Bottom-up growth outpaces global gloom

Global macro concerns may have outweighed trading yesterday due to light reporting; however out of the 36 individual companies that reported to the market, 79% beat expectations, meaning bottom-up actuals outpaced the global gloom being generated by geopolitics.

Source: Bloomberg

The S&P made a new intraday record high on the back of the better earnings, while the US consumer price index held the line meaning trade was unhindered by data. However, core CPI was lower than expected, meaning the FOMC will continue to point to inflation as a reason to retain the current monetary setting for the Fed funds rate.

What will be even more important to this call is wage inflation. In the coming weeks we will see wage inflation data from three different sources: ADP non-farm payroll numbers will have an inflation index built into it; the employment cost index with its a key measure of wage inflation; and then the official non-farm payrolls which also produces a wage inflation gauge.

Chairperson Janet Yellen has increasingly pointed out that there is more to be done with monetary policy to rectify the wage growth concerns. Although the FOMC’s target of 6.5% unemployment has been well and truly reached, wages are dead flat and if it was to contract it would spook confidence, meaning the FOMC is likely to hold the line with the Fed funds rate and an early rise seems unlikely.

This is why I see the current trend in the market holding true; the US markets are moving higher and are likely to continue this trend in the interim. There are reasons to point to possible pull-backs, but again the S&P futures are now up to 123 trading days without a 5% or more pull-back, which suggests come September the market is likely to be higher still. Come October, when the Fed fully withdraws the asset purchase programme, then we might see this trend slowing and/or reversing. Until this reverses, I am following the trend.  

Ahead of the Australian open

The AUD will again take centre stage in Asian currency trading, with Australian CPI data due at 11.30am AEST. Year-on-year numbers are estimated to hit 3.0%, which would be right on the edge of the RBA’s comfort range of 2% to 3%.

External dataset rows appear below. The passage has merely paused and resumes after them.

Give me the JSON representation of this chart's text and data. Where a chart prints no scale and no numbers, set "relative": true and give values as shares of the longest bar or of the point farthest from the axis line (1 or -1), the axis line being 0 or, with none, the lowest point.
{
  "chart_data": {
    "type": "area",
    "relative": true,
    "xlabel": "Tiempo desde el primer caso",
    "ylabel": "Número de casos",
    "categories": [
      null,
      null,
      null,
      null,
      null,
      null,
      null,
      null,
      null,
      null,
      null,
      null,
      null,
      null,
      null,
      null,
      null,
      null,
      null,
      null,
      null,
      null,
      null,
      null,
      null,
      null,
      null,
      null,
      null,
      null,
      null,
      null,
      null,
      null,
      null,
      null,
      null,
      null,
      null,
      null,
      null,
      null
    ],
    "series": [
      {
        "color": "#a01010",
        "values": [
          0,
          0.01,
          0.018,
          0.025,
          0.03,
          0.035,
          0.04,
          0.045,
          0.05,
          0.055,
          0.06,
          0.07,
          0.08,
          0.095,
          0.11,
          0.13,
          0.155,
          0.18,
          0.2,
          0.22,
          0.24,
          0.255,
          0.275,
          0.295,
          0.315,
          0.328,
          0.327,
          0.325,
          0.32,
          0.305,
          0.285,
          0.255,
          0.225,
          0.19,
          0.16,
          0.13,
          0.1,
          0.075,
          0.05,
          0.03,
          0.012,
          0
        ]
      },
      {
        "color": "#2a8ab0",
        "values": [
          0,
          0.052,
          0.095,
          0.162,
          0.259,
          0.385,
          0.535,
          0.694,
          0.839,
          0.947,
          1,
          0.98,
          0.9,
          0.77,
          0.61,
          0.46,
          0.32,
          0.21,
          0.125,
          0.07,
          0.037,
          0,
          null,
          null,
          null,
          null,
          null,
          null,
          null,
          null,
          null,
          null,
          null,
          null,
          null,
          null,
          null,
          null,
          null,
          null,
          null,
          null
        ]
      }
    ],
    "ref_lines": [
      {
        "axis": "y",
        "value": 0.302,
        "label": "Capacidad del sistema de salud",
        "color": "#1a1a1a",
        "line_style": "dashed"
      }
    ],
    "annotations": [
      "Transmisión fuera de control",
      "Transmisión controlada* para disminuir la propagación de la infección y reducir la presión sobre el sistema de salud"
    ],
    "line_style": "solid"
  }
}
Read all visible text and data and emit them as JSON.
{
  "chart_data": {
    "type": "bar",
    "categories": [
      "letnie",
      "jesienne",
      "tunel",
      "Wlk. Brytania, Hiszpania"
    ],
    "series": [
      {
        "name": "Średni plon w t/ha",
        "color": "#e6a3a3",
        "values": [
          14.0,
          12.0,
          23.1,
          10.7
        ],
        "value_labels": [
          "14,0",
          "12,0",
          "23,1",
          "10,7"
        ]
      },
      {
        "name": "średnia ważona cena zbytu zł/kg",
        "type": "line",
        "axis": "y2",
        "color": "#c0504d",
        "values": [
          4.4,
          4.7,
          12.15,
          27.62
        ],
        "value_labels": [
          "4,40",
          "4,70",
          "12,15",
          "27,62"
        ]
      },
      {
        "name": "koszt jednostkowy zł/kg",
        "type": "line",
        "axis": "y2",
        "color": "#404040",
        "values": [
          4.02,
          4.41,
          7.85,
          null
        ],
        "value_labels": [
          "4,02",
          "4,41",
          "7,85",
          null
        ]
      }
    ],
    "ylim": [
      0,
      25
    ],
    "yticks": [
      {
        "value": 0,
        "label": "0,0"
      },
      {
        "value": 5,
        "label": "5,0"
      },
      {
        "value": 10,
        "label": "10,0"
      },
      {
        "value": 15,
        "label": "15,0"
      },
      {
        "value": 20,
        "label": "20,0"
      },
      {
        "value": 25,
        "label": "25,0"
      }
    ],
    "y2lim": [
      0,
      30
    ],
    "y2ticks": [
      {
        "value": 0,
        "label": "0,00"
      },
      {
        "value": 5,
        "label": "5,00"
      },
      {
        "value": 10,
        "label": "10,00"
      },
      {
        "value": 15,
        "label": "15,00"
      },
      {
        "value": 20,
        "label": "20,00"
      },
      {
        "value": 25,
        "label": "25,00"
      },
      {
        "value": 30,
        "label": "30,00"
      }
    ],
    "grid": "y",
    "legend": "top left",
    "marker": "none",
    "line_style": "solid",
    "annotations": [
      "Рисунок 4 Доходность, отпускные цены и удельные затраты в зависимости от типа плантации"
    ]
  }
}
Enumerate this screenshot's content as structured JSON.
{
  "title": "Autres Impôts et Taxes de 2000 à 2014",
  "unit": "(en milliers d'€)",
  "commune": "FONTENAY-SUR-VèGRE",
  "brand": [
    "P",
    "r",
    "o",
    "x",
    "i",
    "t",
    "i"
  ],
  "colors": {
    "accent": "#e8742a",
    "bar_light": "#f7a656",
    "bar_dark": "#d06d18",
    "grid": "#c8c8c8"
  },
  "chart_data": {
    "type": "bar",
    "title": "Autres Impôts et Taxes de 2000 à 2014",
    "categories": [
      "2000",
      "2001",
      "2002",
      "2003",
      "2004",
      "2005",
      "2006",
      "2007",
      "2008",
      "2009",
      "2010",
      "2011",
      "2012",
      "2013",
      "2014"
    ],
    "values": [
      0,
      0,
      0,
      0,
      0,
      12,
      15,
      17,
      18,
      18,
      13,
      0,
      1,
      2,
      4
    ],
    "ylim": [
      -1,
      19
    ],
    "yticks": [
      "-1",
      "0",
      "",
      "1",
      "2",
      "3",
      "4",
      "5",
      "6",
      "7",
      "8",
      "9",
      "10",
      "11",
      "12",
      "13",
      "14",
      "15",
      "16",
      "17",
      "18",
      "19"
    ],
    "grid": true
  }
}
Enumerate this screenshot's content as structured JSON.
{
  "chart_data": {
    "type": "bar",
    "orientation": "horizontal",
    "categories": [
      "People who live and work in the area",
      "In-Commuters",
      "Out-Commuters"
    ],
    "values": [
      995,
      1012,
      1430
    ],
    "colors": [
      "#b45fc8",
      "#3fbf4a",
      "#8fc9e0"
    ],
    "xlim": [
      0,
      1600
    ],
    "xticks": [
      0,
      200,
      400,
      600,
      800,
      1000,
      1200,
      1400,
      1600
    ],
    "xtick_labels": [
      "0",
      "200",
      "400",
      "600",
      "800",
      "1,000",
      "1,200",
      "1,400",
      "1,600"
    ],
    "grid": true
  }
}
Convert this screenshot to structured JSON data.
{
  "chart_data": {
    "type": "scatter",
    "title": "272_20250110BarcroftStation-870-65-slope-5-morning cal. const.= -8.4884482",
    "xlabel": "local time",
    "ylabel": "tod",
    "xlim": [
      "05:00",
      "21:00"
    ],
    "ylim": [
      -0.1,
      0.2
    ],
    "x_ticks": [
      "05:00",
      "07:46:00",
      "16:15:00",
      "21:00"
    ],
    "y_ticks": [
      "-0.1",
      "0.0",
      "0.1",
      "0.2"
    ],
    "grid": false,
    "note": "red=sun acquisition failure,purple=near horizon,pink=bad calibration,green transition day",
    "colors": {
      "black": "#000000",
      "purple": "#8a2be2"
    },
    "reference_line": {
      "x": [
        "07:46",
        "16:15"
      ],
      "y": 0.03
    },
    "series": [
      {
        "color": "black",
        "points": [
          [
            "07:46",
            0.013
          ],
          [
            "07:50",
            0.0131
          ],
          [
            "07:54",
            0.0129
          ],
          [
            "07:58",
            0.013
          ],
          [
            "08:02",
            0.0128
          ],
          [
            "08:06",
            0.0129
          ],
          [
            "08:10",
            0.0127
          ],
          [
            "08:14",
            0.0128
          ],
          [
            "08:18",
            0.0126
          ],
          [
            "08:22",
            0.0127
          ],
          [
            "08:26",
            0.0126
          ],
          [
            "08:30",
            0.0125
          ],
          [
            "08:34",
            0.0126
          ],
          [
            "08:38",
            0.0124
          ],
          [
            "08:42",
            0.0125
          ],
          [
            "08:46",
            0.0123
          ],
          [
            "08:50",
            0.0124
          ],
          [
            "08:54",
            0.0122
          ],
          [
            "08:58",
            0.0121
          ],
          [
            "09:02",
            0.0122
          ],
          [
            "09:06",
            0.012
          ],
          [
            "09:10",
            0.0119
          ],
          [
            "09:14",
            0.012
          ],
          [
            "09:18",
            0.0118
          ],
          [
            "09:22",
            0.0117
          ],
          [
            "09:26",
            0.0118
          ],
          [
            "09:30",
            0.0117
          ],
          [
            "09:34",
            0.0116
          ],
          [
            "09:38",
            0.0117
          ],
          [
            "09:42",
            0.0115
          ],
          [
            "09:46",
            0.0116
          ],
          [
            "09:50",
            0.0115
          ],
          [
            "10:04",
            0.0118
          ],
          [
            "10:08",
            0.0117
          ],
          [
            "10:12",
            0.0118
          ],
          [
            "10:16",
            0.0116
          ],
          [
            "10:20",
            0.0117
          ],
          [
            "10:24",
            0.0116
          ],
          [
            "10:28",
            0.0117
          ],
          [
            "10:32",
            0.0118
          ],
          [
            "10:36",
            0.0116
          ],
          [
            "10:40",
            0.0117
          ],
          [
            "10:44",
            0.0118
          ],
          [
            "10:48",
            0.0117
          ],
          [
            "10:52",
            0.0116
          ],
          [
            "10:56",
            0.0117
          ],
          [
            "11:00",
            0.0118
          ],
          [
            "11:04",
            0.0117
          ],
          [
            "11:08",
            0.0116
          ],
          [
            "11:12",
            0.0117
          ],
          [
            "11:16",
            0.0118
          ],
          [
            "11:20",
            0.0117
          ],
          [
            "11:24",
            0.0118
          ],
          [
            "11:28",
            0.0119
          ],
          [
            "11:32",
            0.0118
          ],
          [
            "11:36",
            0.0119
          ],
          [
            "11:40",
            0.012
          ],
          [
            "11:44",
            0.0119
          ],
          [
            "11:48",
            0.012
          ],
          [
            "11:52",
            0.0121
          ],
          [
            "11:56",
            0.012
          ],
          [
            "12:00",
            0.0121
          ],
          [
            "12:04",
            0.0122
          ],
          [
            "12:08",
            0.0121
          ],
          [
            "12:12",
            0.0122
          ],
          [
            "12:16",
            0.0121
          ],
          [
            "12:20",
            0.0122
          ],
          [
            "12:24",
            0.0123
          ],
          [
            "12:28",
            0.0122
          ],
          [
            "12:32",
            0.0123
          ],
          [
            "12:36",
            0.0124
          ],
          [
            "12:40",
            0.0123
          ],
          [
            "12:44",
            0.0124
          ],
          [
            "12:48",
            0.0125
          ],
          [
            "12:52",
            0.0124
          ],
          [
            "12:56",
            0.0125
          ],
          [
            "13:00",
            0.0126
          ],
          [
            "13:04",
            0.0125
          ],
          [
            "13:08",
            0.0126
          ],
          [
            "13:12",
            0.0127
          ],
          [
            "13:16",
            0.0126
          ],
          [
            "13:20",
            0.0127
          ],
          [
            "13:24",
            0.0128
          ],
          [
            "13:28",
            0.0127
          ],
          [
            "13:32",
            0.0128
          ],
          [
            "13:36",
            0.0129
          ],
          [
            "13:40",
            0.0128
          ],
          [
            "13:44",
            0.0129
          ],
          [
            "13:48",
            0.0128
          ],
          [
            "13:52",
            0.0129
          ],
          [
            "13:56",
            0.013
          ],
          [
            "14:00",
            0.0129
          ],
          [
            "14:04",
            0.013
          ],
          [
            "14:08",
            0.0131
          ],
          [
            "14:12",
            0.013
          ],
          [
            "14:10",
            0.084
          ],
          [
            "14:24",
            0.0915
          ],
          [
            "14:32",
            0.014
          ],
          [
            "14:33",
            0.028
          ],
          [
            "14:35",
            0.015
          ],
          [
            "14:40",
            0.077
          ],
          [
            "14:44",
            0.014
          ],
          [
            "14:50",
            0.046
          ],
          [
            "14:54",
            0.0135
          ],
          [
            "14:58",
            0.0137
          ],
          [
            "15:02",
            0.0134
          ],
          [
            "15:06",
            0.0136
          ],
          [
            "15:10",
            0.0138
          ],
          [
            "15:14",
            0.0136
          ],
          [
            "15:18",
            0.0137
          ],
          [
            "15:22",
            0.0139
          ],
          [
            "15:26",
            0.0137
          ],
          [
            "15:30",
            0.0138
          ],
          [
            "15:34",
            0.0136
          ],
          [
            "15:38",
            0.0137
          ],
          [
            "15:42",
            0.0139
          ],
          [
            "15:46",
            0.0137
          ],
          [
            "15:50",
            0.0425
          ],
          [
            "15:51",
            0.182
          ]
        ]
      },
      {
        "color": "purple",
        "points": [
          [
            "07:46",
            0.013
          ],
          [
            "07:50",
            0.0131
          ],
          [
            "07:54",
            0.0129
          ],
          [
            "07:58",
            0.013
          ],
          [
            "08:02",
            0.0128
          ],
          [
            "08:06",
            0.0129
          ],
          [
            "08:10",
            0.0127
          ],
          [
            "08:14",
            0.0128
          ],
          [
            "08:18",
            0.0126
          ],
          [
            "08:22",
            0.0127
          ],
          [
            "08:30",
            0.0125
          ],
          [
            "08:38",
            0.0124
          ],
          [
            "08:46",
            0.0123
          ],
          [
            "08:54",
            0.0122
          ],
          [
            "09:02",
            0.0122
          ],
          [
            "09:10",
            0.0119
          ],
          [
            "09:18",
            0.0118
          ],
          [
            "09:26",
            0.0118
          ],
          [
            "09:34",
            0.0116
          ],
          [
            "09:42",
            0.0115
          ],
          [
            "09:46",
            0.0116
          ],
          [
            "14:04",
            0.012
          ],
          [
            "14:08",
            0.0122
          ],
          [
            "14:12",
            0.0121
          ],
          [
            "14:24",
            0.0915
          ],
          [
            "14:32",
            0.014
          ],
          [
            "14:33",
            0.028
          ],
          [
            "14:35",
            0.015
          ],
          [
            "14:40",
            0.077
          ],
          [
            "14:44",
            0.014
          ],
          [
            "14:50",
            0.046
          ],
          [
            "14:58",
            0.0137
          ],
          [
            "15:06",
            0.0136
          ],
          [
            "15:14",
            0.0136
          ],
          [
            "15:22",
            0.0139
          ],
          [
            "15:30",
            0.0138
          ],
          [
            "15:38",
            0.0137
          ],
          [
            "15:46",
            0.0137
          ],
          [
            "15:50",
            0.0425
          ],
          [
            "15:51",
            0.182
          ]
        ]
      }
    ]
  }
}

However, the figures to concentrate on from an RBA perspective are the trimmed mean figures, with core inflation, which is estimated to hit 2.7%. Do not be surprised to see the AUD possibly overreaching to the CPI read on theories of rate hikes; this is likely to settle if the trimmed mean comes in-line with expectations, meaning inflation remains contained.

We are currently calling the ASX 200 up 16 points to 5556; today could be the decisive break out of the heavily-defended resistance level of 5540 to 5545. A close above this level is likely to see the market returning to upside risk in the interim as we approach FY14 earnings season. The banks have seen lax trading and may see the euphoria of the last 24 hours of trading as a reason to break out of the slump.